Yesterday, Maud posted about Charlotte Brontë's opinion of Jane Austen. Brontë's impatience with Austen has always made me smile. They're such different writers: the former with her passionate yet contained wildness, the latter with her sharp gaze and sly wit. I wonder what Austen would've thought of Jane Eyre?
Also...
On this day in 1853, stirred by a reading of Charlotte Brontë's latest novel, Villette, William Makepeace Thackeray recorded these thoughts in his diary:
"The poor little woman of genius! The fiery eager brave tremulous homely-faced creature! I can read a great deal of her life as I fancy her in her book, and see that rather than have fame, rather than any other earthly good or mayhap heavenly one she wants some Tomkins or another to love her and be in love with. But you see she is a little bit of a creature without a penny worth of good looks, …and no Tomkins will come. You girls with pretty faces… will get dozens of young fellows fluttering about you – whereas here is one genius, a noble heart longing to mate itself and destined to wither away into old maidenhood with no chance to fulfil the burning desire."

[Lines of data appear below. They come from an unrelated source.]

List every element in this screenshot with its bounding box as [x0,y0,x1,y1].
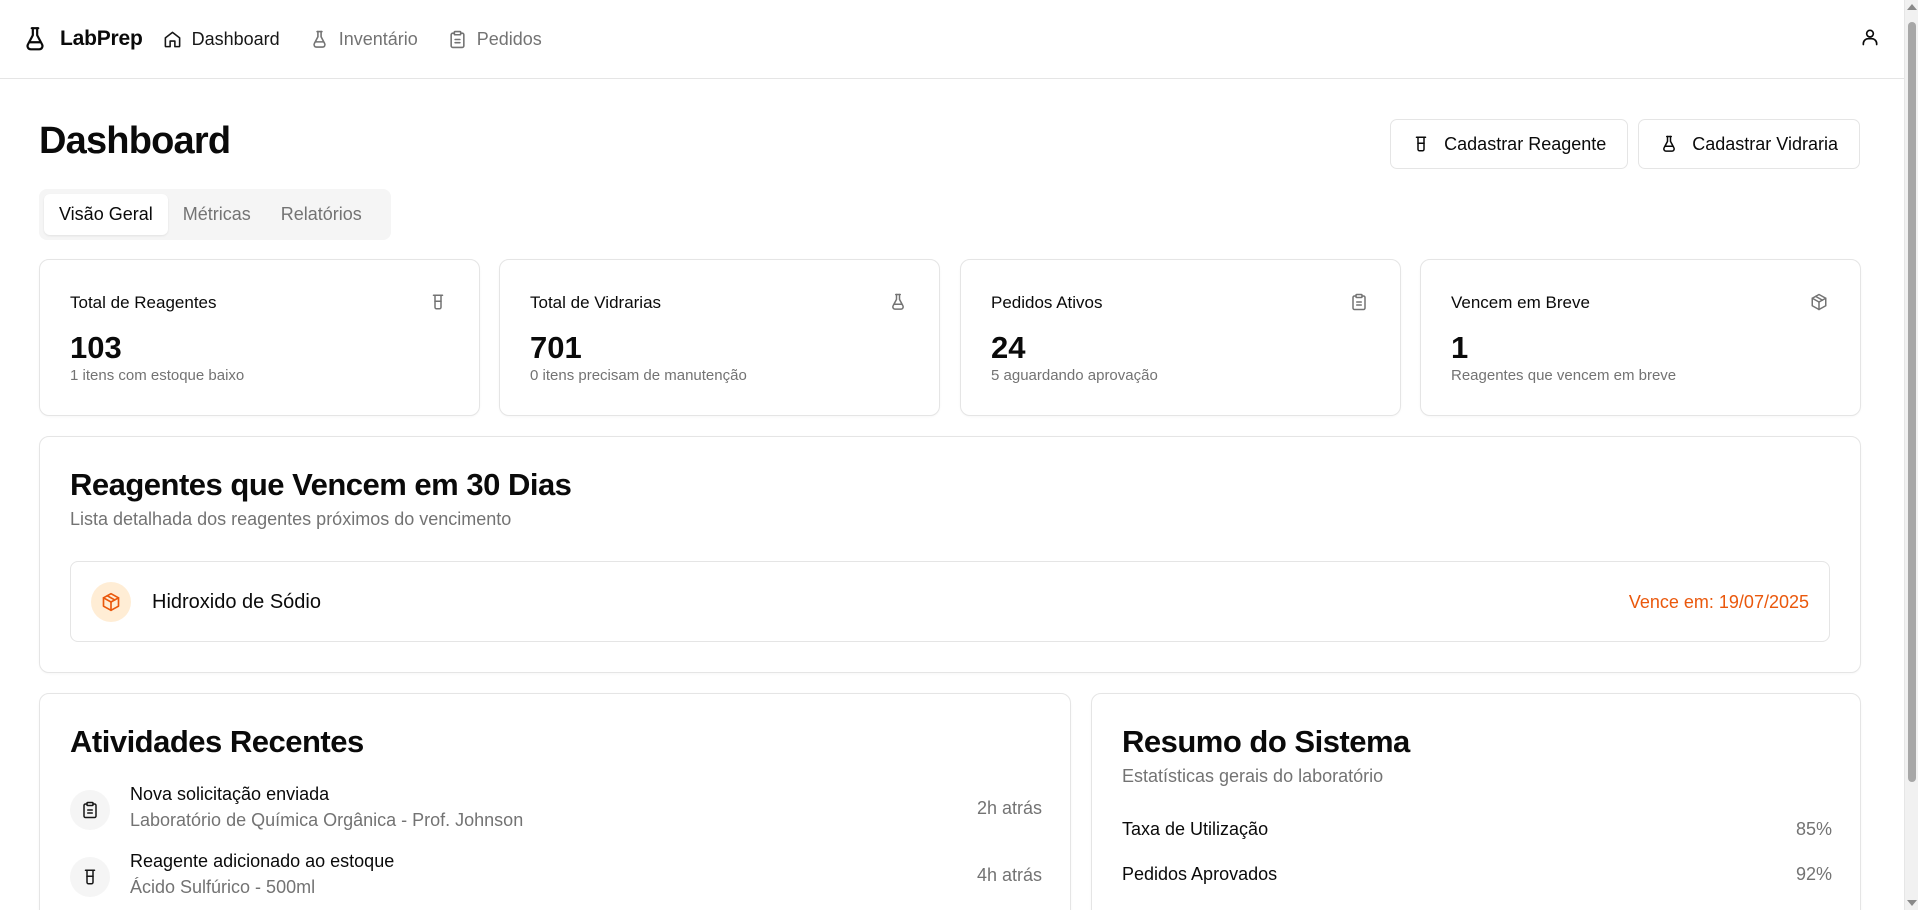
page-title: Dashboard [39,120,231,162]
stat-label: Total de Reagentes [70,293,217,312]
top-navbar: LabPrep Dashboard Inventário Pedidos [0,0,1904,79]
stat-label: Pedidos Ativos [991,293,1103,312]
stat-value: 701 [530,330,582,365]
beaker-icon [429,293,447,311]
activity-item[interactable]: Nova solicitação enviada Laboratório de … [70,784,1042,844]
stat-value: 24 [991,330,1026,365]
flask-icon [310,30,329,49]
expiring-reagents-card: Reagentes que Vencem em 30 Dias Lista de… [39,436,1861,673]
section-description: Estatísticas gerais do laboratório [1122,766,1384,786]
home-icon [163,30,182,49]
stat-subtitle: 1 itens com estoque baixo [70,367,245,384]
system-summary-card: Resumo do Sistema Estatísticas gerais do… [1091,693,1861,910]
package-icon [1810,293,1828,311]
vertical-scrollbar[interactable] [1904,0,1918,910]
activity-item[interactable]: Reagente adicionado ao estoque Ácido Sul… [70,851,1042,910]
nav-item-label: Pedidos [476,28,542,49]
expiring-item-date: Vence em: 19/07/2025 [1628,592,1809,612]
register-reagent-button[interactable]: Cadastrar Reagente [1390,119,1629,169]
register-glassware-button[interactable]: Cadastrar Vidraria [1638,119,1860,169]
activity-subtitle: Ácido Sulfúrico - 500ml [130,877,316,897]
clipboard-icon [1350,293,1368,311]
header-actions: Cadastrar Reagente Cadastrar Vidraria [1390,119,1860,169]
nav-item-label: Inventário [338,28,418,49]
activity-title: Reagente adicionado ao estoque [130,851,395,871]
nav-item-label: Dashboard [191,28,280,49]
scrollbar-thumb[interactable] [1908,22,1916,782]
stat-label: Total de Vidrarias [530,293,662,312]
summary-label: Taxa de Utilização [1122,819,1269,839]
stat-card-reagents: Total de Reagentes 103 1 itens com estoq… [39,259,480,416]
tab-overview[interactable]: Visão Geral [44,194,168,235]
section-title: Resumo do Sistema [1122,724,1410,759]
recent-activities-card: Atividades Recentes Nova solicitação env… [39,693,1071,910]
section-description: Lista detalhada dos reagentes próximos d… [70,509,512,529]
flask-icon [22,26,48,52]
scroll-down-arrow-icon[interactable] [1907,900,1917,906]
stat-value: 1 [1451,330,1469,365]
beaker-icon [1412,135,1430,153]
activity-time: 4h atrás [976,865,1042,885]
beaker-icon [70,857,110,897]
brand-name: LabPrep [60,27,143,50]
expiring-item[interactable]: Hidroxido de Sódio Vence em: 19/07/2025 [70,561,1830,642]
user-menu-button[interactable] [1860,27,1880,47]
tab-reports[interactable]: Relatórios [266,194,377,235]
stat-subtitle: 0 itens precisam de manutenção [530,367,747,384]
user-icon [1860,27,1880,47]
summary-value: 92% [1795,864,1832,884]
scroll-up-arrow-icon[interactable] [1907,4,1917,10]
button-label: Cadastrar Reagente [1444,133,1607,154]
button-label: Cadastrar Vidraria [1692,133,1838,154]
flask-icon [1660,135,1678,153]
stat-subtitle: Reagentes que vencem em breve [1451,367,1677,384]
dashboard-tabs: Visão Geral Métricas Relatórios [39,189,391,240]
expiring-item-name: Hidroxido de Sódio [152,591,321,613]
clipboard-icon [448,30,467,49]
summary-row: Pedidos Aprovados 92% [1122,864,1832,888]
summary-value: 85% [1795,819,1832,839]
section-title: Reagentes que Vencem em 30 Dias [70,467,572,502]
summary-row: Taxa de Utilização 85% [1122,819,1832,843]
nav-item-orders[interactable]: Pedidos [448,29,542,50]
activity-time: 2h atrás [976,798,1042,818]
stat-label: Vencem em Breve [1451,293,1590,312]
summary-label: Pedidos Aprovados [1122,864,1278,884]
nav-item-dashboard[interactable]: Dashboard [163,29,280,50]
flask-icon [889,293,907,311]
package-icon [91,582,131,622]
tab-metrics[interactable]: Métricas [168,194,266,235]
clipboard-icon [70,790,110,830]
stat-card-orders: Pedidos Ativos 24 5 aguardando aprovação [960,259,1401,416]
activity-title: Nova solicitação enviada [130,784,330,804]
stat-subtitle: 5 aguardando aprovação [991,367,1158,384]
activity-subtitle: Laboratório de Química Orgânica - Prof. … [130,810,524,830]
app-root: LabPrep Dashboard Inventário Pedidos Das… [0,0,1918,910]
stat-card-glassware: Total de Vidrarias 701 0 itens precisam … [499,259,940,416]
nav-item-inventory[interactable]: Inventário [310,29,418,50]
stat-card-expiring: Vencem em Breve 1 Reagentes que vencem e… [1420,259,1861,416]
stat-value: 103 [70,330,122,365]
section-title: Atividades Recentes [70,724,364,759]
brand[interactable]: LabPrep [22,26,143,52]
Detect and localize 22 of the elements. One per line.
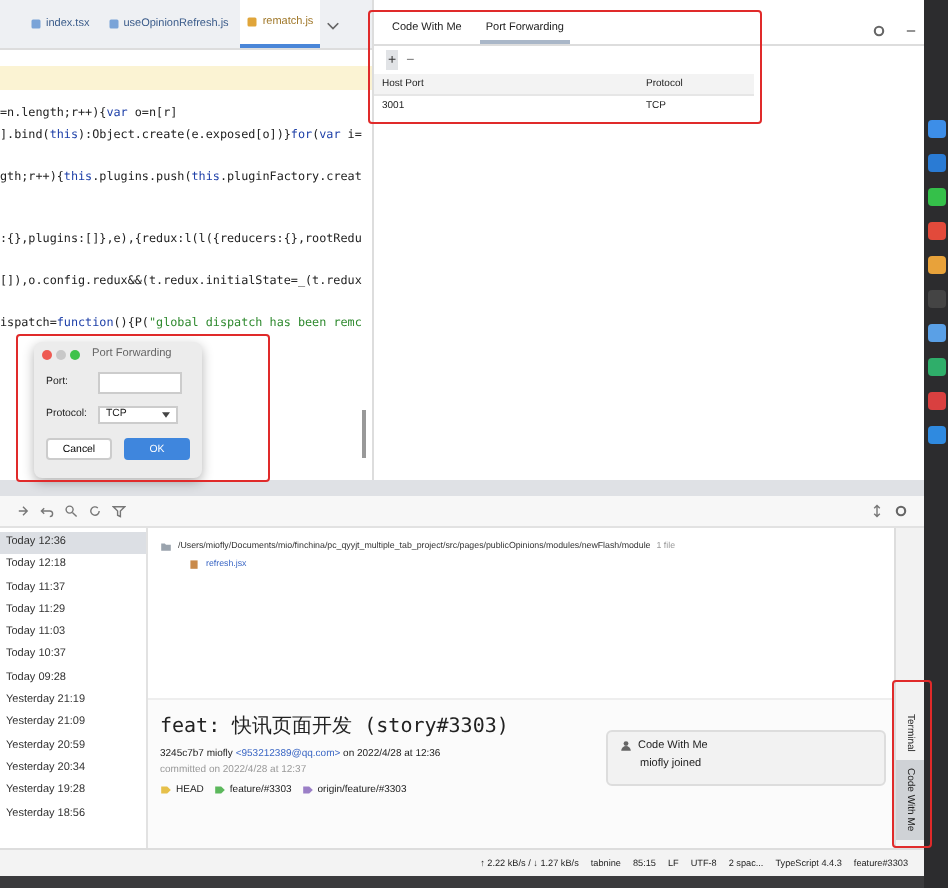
file-icon [188,557,200,569]
filter-icon[interactable] [112,504,126,518]
file-icon [30,18,42,30]
folder-icon [160,539,172,551]
search-icon[interactable] [64,504,78,518]
tag-icon [160,784,172,796]
file-icon [246,16,259,28]
close-icon[interactable] [42,349,52,359]
refresh-icon[interactable] [88,504,102,518]
chevron-icon[interactable] [325,17,340,31]
port-field[interactable] [98,371,182,393]
tag-icon [301,784,314,796]
commit-message: feat: 快讯页面开发 (story#3303) [160,713,511,740]
undo-icon[interactable] [40,504,54,518]
splitter-bar[interactable] [0,480,924,496]
scrollbar-thumb[interactable] [362,410,366,458]
tag-icon [213,784,226,796]
person-icon [620,740,632,752]
expand-icon[interactable] [870,504,884,518]
caret-icon [162,411,170,417]
file-icon [107,18,120,30]
arrow-icon[interactable] [16,504,30,518]
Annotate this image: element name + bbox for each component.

Thackeray had met Brontë, but he could not have known that she had rejected a marriage proposal from Arthur Bell Nicholls three months previously. When Nicholls proposed a second time, in April, 1854, he was accepted, though Brontë died within a year of their marriage.
Hmph. Although I know why she defended him, sometimes you gotta wonder. (Then again, that could be my chronological snobbery talking.)